Studies such as the one I described above provide hints to the potential breadth of cancer's influence on the brain. Going forward, I believe cancer can be applied as a ‘bottom-up’ tool to address outstanding questions in psychoneuroimmunology. The use of autochthonous, syngeneic, and xenograft models allows for elegant experimental designs that can control for tumor immunogenicity, host genotype, and local tissue interactions that may all differentially influence the brain. Additionally, these can be combined with behavioral assays over long time scales (weeks to months), which allow for the careful charting of cancer's influence on the brain throughout tumor initiation, progression, and metastatic spread. Further use of optical tools (e.g., genetically encoded calcium indicators; GECIs (Tian et al., 2012)) permits longitudinal monitoring or manipulation of discrete neuronal populations in freely moving mice with or without tumors. Neuroscientists are additionally familiar with tract tracing techniques to map neural circuitry, usually between different brain regions or nuclei. Several of these tools are amenable for mapping brain-to-body circuits, such as pseudorabies viral vectors, which travel polysynaptically in the retrograde direction from the injection site to label all neurons in a circuit chain (Arriaga et al., 2015; Smith et al., 2000). Techniques such as these can reveal multi-synaptic innervation patterns for tumors in the body and investigation of how these differ from normal, adjacent tissue. In vitro techniques are also critical for reducing the complexity of biological interactions present in vivo. Direct monitoring and manipulation of neuron/cancer co-cultures are now possible while keeping each cell type in their own separated compartments, a technique that was recently used to reveal a role for sensory nerves in providing the amino acid serine to pancreatic tumors (Banh et al., 2020). Recent advances in immunophenotyping (e.g., mass cytometry (Spitzer and Nolan, 2016; Keren et al., 2019)), RNA-sequencing (Hwang et al., 2018), and imaging (e.g., Deep Learning-enabled Metastasis Analysis in Cleared Tissue; DeepMACT (Pan et al., 2019)) allow for causal relationships between tumor phenotype, host response, and brain activity to be distinguished.

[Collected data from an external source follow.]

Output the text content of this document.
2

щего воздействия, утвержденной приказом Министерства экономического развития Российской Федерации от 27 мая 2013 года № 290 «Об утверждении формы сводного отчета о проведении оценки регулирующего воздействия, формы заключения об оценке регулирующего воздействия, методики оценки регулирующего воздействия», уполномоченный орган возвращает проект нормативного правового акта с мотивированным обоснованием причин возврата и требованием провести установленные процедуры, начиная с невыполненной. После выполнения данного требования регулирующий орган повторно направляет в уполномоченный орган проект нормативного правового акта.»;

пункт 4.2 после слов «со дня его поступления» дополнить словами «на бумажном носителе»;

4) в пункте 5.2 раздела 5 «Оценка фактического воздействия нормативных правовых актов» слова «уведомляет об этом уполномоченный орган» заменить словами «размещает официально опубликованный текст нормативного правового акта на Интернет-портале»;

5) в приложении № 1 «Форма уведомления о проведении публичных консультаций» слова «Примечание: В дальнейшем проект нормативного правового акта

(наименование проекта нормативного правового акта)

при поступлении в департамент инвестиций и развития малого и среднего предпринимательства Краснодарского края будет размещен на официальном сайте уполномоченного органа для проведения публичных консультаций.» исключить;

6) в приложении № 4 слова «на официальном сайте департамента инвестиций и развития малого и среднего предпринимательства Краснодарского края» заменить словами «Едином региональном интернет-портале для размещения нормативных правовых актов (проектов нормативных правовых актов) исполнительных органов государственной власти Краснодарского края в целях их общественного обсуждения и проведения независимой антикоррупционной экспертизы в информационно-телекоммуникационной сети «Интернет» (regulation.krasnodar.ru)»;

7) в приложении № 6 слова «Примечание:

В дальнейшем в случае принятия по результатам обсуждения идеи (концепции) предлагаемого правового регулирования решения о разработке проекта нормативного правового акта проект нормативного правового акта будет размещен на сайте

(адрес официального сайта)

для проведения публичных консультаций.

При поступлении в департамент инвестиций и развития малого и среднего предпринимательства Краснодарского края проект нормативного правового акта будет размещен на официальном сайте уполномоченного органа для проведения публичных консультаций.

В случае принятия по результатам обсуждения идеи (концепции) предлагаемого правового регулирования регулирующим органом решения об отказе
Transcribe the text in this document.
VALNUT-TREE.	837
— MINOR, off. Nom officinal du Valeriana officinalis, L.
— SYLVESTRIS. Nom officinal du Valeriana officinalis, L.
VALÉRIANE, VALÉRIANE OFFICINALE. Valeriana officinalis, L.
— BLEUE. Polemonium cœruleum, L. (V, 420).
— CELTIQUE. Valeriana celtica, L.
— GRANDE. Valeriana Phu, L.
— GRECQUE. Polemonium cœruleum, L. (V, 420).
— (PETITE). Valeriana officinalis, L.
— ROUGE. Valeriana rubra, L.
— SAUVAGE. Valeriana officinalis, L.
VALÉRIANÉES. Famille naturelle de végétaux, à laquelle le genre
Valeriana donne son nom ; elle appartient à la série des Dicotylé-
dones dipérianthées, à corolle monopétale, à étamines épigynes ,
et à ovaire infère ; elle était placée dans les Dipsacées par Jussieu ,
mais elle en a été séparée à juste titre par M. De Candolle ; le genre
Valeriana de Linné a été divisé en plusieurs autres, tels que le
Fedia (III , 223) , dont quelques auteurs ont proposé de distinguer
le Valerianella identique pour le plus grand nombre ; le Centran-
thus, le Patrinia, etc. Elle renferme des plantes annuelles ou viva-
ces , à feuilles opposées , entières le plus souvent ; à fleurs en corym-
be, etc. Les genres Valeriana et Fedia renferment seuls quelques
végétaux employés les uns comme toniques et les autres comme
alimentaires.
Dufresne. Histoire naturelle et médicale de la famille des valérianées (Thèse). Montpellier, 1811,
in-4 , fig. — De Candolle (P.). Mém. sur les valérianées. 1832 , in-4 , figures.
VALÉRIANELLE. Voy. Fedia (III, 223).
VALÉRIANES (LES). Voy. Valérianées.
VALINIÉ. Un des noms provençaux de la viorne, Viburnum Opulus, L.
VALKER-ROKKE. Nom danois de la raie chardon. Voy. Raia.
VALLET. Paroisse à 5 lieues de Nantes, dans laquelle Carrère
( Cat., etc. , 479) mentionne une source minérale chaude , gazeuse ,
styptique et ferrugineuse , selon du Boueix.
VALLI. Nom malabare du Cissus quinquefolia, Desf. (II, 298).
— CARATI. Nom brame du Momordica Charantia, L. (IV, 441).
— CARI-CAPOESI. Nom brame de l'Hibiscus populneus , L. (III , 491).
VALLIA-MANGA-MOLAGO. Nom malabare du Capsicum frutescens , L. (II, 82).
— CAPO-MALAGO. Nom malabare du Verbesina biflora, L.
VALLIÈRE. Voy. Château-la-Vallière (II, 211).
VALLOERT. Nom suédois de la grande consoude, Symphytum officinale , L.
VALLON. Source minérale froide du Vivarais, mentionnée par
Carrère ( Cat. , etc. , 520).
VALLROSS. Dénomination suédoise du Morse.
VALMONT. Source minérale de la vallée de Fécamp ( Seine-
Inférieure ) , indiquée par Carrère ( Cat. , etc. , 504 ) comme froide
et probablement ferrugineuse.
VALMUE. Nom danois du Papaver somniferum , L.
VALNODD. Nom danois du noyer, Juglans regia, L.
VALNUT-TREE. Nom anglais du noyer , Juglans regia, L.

These strategies can be used to address several outstanding questions regarding cancer-brain crosstalk:

What brain areas sense and integrate cancer-derived signals?

How do these dynamics change over the course of cancer progression?

When and how do cancer-induced changes in physiology reach conscious awareness (e.g., nausea, pain, fatigue)?

How do cancer treatments alter these pathways?

Further, collaborations with computational scientists will be invaluable in developing models of cancer-associated physiological/behavioral disruption which can then be empirically tested. Additionally, understanding how tumor-derived signals alter non-neuronal cells within the CNS (e.g., glia, endothelial cells) is an area that requires significant work (Burfeind et al., 2020b), although some progress has been made in the peripheral nervous system (Stierli et al., 2019). Together, our evolving concept of cancer as a unique challenge to the host system, combined with recent technological advances in experimental tools, yields a fertile research area for further work. I believe that this integrative approach will provide the greatest benefit to those suffering from cancer.

COI statement

The author reports no conflicts of interest.

Funding

This work was supported by a Innovation Fund Grant, a Grant # 28291, and a 2020 NextGen Grant for Transformative Cancer Research (20-20-26-BORN) award.